Si la lumière est ténèbres, que seront les ténèbres ?

 

 

Ce texte établit un pont entre la théorie des miracles et les réalités de l’art de persuader.

La dernière partie du texte présente un principe de l’herméneutique des figuratifs auquel on n’a pas toujours prêté l’attention nécessaire.

 

Analyse détaillée...

 

Fragments connexes

 

Loi figurative 10 (Laf. 254, Sel. 286). Parler contre les trop grands figuratifs.

Loi figurative 25 (Laf. 270, Sel. 301). Figures.

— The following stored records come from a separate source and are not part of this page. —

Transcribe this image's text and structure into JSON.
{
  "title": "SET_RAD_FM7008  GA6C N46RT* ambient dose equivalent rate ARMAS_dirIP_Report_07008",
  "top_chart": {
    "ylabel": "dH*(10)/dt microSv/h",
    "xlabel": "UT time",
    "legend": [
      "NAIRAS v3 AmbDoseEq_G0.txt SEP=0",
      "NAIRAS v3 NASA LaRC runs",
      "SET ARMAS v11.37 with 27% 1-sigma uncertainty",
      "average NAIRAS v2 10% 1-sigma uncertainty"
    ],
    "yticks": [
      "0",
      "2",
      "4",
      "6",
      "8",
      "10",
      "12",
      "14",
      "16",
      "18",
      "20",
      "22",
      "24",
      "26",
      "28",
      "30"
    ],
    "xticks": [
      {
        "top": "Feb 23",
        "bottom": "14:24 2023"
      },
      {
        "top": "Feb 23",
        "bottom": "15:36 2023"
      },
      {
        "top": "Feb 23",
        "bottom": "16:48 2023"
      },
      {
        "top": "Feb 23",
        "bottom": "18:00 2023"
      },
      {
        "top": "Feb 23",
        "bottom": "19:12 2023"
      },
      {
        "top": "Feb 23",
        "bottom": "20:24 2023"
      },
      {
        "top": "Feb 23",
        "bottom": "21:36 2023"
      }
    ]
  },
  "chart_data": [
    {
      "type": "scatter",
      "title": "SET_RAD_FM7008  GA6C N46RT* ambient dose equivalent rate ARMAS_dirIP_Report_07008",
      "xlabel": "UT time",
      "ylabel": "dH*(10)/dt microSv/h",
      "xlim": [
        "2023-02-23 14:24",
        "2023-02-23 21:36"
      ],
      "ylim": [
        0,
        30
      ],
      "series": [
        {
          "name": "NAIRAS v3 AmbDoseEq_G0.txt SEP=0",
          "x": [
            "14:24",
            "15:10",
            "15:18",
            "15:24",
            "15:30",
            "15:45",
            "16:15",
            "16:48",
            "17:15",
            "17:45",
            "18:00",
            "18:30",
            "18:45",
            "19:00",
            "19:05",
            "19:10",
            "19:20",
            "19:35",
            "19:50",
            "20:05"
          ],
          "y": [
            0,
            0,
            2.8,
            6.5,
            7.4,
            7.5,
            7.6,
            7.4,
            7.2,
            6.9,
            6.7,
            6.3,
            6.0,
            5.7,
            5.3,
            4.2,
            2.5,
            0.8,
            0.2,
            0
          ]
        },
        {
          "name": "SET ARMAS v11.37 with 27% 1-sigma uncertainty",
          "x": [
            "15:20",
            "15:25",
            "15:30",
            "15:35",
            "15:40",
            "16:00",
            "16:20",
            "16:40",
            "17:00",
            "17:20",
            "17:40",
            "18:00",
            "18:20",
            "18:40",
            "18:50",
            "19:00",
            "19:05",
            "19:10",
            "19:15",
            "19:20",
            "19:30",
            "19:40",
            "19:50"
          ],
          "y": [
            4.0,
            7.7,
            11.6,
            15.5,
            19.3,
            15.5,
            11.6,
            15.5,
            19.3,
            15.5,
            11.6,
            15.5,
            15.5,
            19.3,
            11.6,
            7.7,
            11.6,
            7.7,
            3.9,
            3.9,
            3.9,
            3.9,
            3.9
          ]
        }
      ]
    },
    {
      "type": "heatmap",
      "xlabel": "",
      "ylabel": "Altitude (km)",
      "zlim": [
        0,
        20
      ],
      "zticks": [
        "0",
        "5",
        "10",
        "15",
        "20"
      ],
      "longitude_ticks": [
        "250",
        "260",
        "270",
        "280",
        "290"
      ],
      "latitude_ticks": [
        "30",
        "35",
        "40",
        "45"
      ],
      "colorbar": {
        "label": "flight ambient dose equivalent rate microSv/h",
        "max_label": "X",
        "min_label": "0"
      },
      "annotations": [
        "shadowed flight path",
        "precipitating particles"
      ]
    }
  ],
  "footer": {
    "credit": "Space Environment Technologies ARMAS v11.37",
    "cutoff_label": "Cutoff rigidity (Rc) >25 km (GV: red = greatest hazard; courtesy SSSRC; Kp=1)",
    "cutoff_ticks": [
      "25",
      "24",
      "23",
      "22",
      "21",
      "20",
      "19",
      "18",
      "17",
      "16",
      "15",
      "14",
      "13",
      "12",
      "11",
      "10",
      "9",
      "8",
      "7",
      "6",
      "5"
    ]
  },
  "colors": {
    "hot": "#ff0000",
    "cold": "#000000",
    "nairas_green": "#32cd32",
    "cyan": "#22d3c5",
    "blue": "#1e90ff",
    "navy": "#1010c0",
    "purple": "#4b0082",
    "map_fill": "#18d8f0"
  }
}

Les Juifs avaient vieilli dans ces pensées terrestres : que Dieu aimait leur père Abraham, sa chair et ce qui en sortait, que pour cela il les avait multipliés et distingués de tous les autres peuples sans souffrir qu’ils s’y mêlassent, que quand ils languissaient dans l’Égypte il les en retira avec tous ses grands signes en leur faveur, qu’il les nourrit de la manne dans le désert, qu’il les mena dans une terre bien grasse, qu’il leur donna des rois et un temple bien bâti pour y offrir des bêtes, et par le moyen de l’effusion de leur sang qu’ils seraient purifiés, et qu’il leur devait enfin envoyer le Messie pour les rendre maîtres de tout le monde, et il a prédit le temps de sa venue.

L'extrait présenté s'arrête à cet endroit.